Nous disons souvent aux enfants qu’il ne faut pas juger un livre à sa couverture.
Puis nous vieillissons.
Nous regardons un vêtement.
Une voiture.
Un quartier.
Une façon de parler.
Des tatouages.
Une barbe.
Et en quelques secondes, nous inventons la moitié d’une vie que nous ne connaissons pas.
Zoé, elle, n’avait rien inventé.
Elle connaissait simplement son père.
Elle savait qu’il avait fait de mauvaises choses avant sa naissance.
Elle savait qu’il avait des cicatrices et des tatouages.
Elle savait que certaines personnes le regardaient bizarrement.
Mais elle savait surtout qui s’asseyait au bord de son lit lorsqu’elle avait de la fièvre.
Qui enterrait dignement un poisson rouge parce que son chagrin comptait.
Qui apprenait à tresser des cheveux malgré des mains faites pour démonter des moteurs.
Qui portait depuis cinq ans, sous un gros gilet noir, un minuscule morceau de coton jaune brodé d’une lettre blanche.
À cinq ans, ma fille ne savait rien du passé judiciaire de son père.
Elle ne connaissait ni les mots « préjugé », ni « rédemption », ni « seconde chance ».
Elle connaissait un seul mot.
Papa.
Et ce matin-là, dans une école maternelle, avec une laisse rose dans sa petite main, elle a rappelé à toute une pièce d’adultes une vérité que nous avions probablement oubliée en grandissant :
un homme n’est pas forcément ce qu’il a été à vingt ans.
Il n’est pas non plus ce que les inconnus imaginent en le croisant.
Parfois, pour savoir qui quelqu’un est vraiment, il suffit de regarder qui court vers lui quand la porte de l’école s’ouvre.
Chaque vendredi, à seize heures trente, Zoé sort encore parmi les premiers.

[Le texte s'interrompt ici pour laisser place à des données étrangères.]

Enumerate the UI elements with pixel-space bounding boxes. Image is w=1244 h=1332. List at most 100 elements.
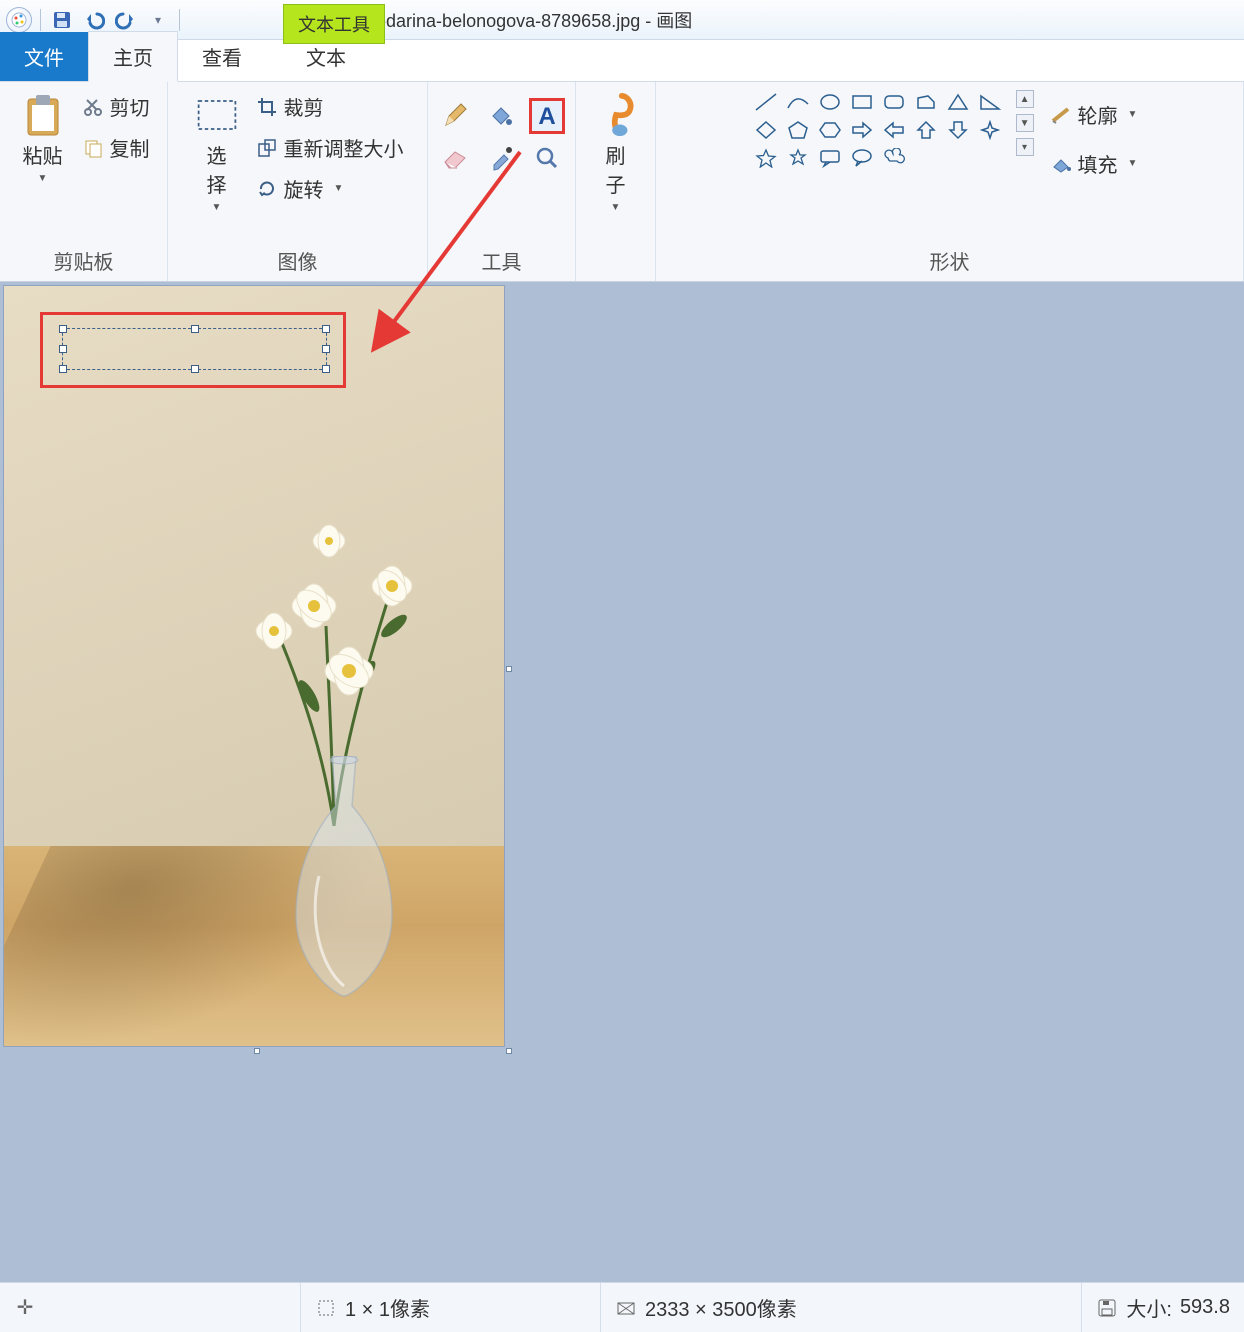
image-vase bbox=[284, 756, 404, 1006]
shape-fill-button[interactable]: 填充▼ bbox=[1046, 147, 1142, 180]
status-file-size: 大小: 593.8 bbox=[1081, 1283, 1244, 1332]
cut-button[interactable]: 剪切 bbox=[78, 90, 154, 123]
select-icon bbox=[196, 94, 238, 136]
shape-callout-cloud[interactable] bbox=[880, 146, 908, 170]
resize-label: 重新调整大小 bbox=[284, 133, 404, 162]
status-dimensions: 2333 × 3500像素 bbox=[600, 1283, 900, 1332]
shape-arrow-down[interactable] bbox=[944, 118, 972, 142]
undo-button[interactable] bbox=[81, 7, 107, 33]
shape-oval[interactable] bbox=[816, 90, 844, 114]
crop-button[interactable]: 裁剪 bbox=[252, 90, 408, 123]
rotate-button[interactable]: 旋转 ▼ bbox=[252, 172, 408, 205]
group-clipboard: 粘贴 ▼ 剪切 复制 剪贴板 bbox=[0, 82, 168, 281]
cursor-position-icon: ✛ bbox=[14, 1297, 36, 1319]
group-clipboard-label: 剪贴板 bbox=[54, 242, 114, 275]
svg-text:A: A bbox=[538, 103, 555, 129]
pencil-tool[interactable] bbox=[437, 98, 473, 134]
shapes-expand[interactable]: ▾ bbox=[1016, 138, 1034, 156]
color-picker-tool[interactable] bbox=[483, 140, 519, 176]
shapes-scroll-up[interactable]: ▲ bbox=[1016, 90, 1034, 108]
group-image-label: 图像 bbox=[278, 242, 318, 275]
shape-5star[interactable] bbox=[752, 146, 780, 170]
shape-arrow-right[interactable] bbox=[848, 118, 876, 142]
app-icon[interactable] bbox=[6, 7, 32, 33]
group-tools-label: 工具 bbox=[482, 242, 522, 275]
shapes-scroll-down[interactable]: ▼ bbox=[1016, 114, 1034, 132]
shape-pentagon[interactable] bbox=[784, 118, 812, 142]
rotate-label: 旋转 bbox=[284, 174, 324, 203]
ribbon: 粘贴 ▼ 剪切 复制 剪贴板 bbox=[0, 82, 1244, 282]
disk-icon bbox=[1096, 1297, 1118, 1319]
status-dimensions-value: 2333 × 3500像素 bbox=[645, 1293, 797, 1322]
status-selection-size: 1 × 1像素 bbox=[300, 1283, 600, 1332]
status-size-label: 大小: bbox=[1126, 1293, 1172, 1322]
shape-callout-oval[interactable] bbox=[848, 146, 876, 170]
qat-customize[interactable]: ▾ bbox=[145, 7, 171, 33]
shape-arrow-up[interactable] bbox=[912, 118, 940, 142]
magnifier-tool[interactable] bbox=[529, 140, 565, 176]
selection-size-icon bbox=[315, 1297, 337, 1319]
outline-icon bbox=[1050, 104, 1072, 126]
status-cursor-position: ✛ bbox=[0, 1283, 300, 1332]
shape-outline-button[interactable]: 轮廓▼ bbox=[1046, 98, 1142, 131]
status-selection-value: 1 × 1像素 bbox=[345, 1293, 430, 1322]
copy-label: 复制 bbox=[110, 133, 150, 162]
copy-button[interactable]: 复制 bbox=[78, 131, 154, 164]
shape-diamond[interactable] bbox=[752, 118, 780, 142]
shape-polygon[interactable] bbox=[912, 90, 940, 114]
fill-label: 填充 bbox=[1078, 149, 1118, 178]
group-tools: A 工具 bbox=[428, 82, 576, 281]
eraser-tool[interactable] bbox=[437, 140, 473, 176]
canvas-handle-corner[interactable] bbox=[506, 1048, 512, 1054]
redo-button[interactable] bbox=[113, 7, 139, 33]
qat-separator-2 bbox=[179, 9, 180, 31]
scissors-icon bbox=[82, 96, 104, 118]
shape-callout-rect[interactable] bbox=[816, 146, 844, 170]
resize-button[interactable]: 重新调整大小 bbox=[252, 131, 408, 164]
brush-icon bbox=[595, 94, 637, 136]
shape-triangle[interactable] bbox=[944, 90, 972, 114]
rotate-icon bbox=[256, 178, 278, 200]
group-shapes: ▲ ▼ ▾ 轮廓▼ 填充▼ 形状 bbox=[656, 82, 1244, 281]
crop-icon bbox=[256, 96, 278, 118]
select-label: 选 择 bbox=[207, 140, 227, 198]
brush-button[interactable]: 刷 子 ▼ bbox=[587, 90, 645, 217]
tab-home[interactable]: 主页 bbox=[88, 31, 178, 82]
shape-curve[interactable] bbox=[784, 90, 812, 114]
status-bar: ✛ 1 × 1像素 2333 × 3500像素 大小: 593.8 bbox=[0, 1282, 1244, 1332]
save-button[interactable] bbox=[49, 7, 75, 33]
shape-rect[interactable] bbox=[848, 90, 876, 114]
copy-icon bbox=[82, 137, 104, 159]
shape-hexagon[interactable] bbox=[816, 118, 844, 142]
shape-round-rect[interactable] bbox=[880, 90, 908, 114]
crop-label: 裁剪 bbox=[284, 92, 324, 121]
paste-label: 粘贴 bbox=[23, 140, 63, 169]
dimensions-icon bbox=[615, 1297, 637, 1319]
tab-view[interactable]: 查看 bbox=[178, 32, 266, 81]
workspace[interactable] bbox=[0, 282, 1244, 1282]
text-tool[interactable]: A bbox=[529, 98, 565, 134]
shape-gallery[interactable] bbox=[752, 90, 1008, 170]
fill-tool[interactable] bbox=[483, 98, 519, 134]
context-tab-text-tools: 文本工具 bbox=[283, 4, 385, 44]
shape-right-triangle[interactable] bbox=[976, 90, 1004, 114]
canvas-handle-right[interactable] bbox=[506, 666, 512, 672]
shape-4star[interactable] bbox=[976, 118, 1004, 142]
shape-6star[interactable] bbox=[784, 146, 812, 170]
cut-label: 剪切 bbox=[110, 92, 150, 121]
select-button[interactable]: 选 择 ▼ bbox=[188, 90, 246, 217]
brush-label: 刷 子 bbox=[606, 140, 626, 198]
canvas[interactable] bbox=[4, 286, 504, 1046]
fill-icon bbox=[1050, 153, 1072, 175]
group-image: 选 择 ▼ 裁剪 重新调整大小 bbox=[168, 82, 428, 281]
qat-separator bbox=[40, 9, 41, 31]
status-size-value: 593.8 bbox=[1180, 1296, 1230, 1319]
paste-button[interactable]: 粘贴 ▼ bbox=[14, 90, 72, 188]
outline-label: 轮廓 bbox=[1078, 100, 1118, 129]
tab-file[interactable]: 文件 bbox=[0, 32, 88, 81]
ribbon-tabs: 文件 主页 查看 文本 bbox=[0, 40, 1244, 82]
canvas-handle-bottom[interactable] bbox=[254, 1048, 260, 1054]
group-shapes-label: 形状 bbox=[930, 242, 970, 275]
shape-arrow-left[interactable] bbox=[880, 118, 908, 142]
shape-line[interactable] bbox=[752, 90, 780, 114]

Et quand elle aperçoit Laurent appuyé contre la barrière, avec son gilet noir, sa barbe, ses tatouages et ses grosses chaussures, elle ne ralentit jamais.
Elle court.
Elle saute dans ses bras.
Il la soulève comme si elle ne pesait rien.
Puis elle pose parfois une main contre sa poitrine, exactement à l’endroit où se trouve le carré jaune.
Comme pour vérifier.
Comme si elle voulait être certaine qu’après tout ce bruit, tous ces regards et toutes ces années, sa place était toujours là.
Elle l’est.
Elle l’a toujours été.
Et elle le sera probablement bien après que la vieille laisse rose aura disparu au fond d’un carton.
Parce qu’au bout du compte, ce n’était jamais Laurent qui était attaché à cette laisse.
C’était son ancienne vie.
Le regard des autres.
Les erreurs qu’on lui avait collées à la peau.
Les étiquettes qu’il pensait devoir porter jusqu’à la fin.
Ce matin-là, une petite fille de cinq ans a simplement tiré dessus.
Et son père a compris qu’il pouvait enfin les laisser derrière lui.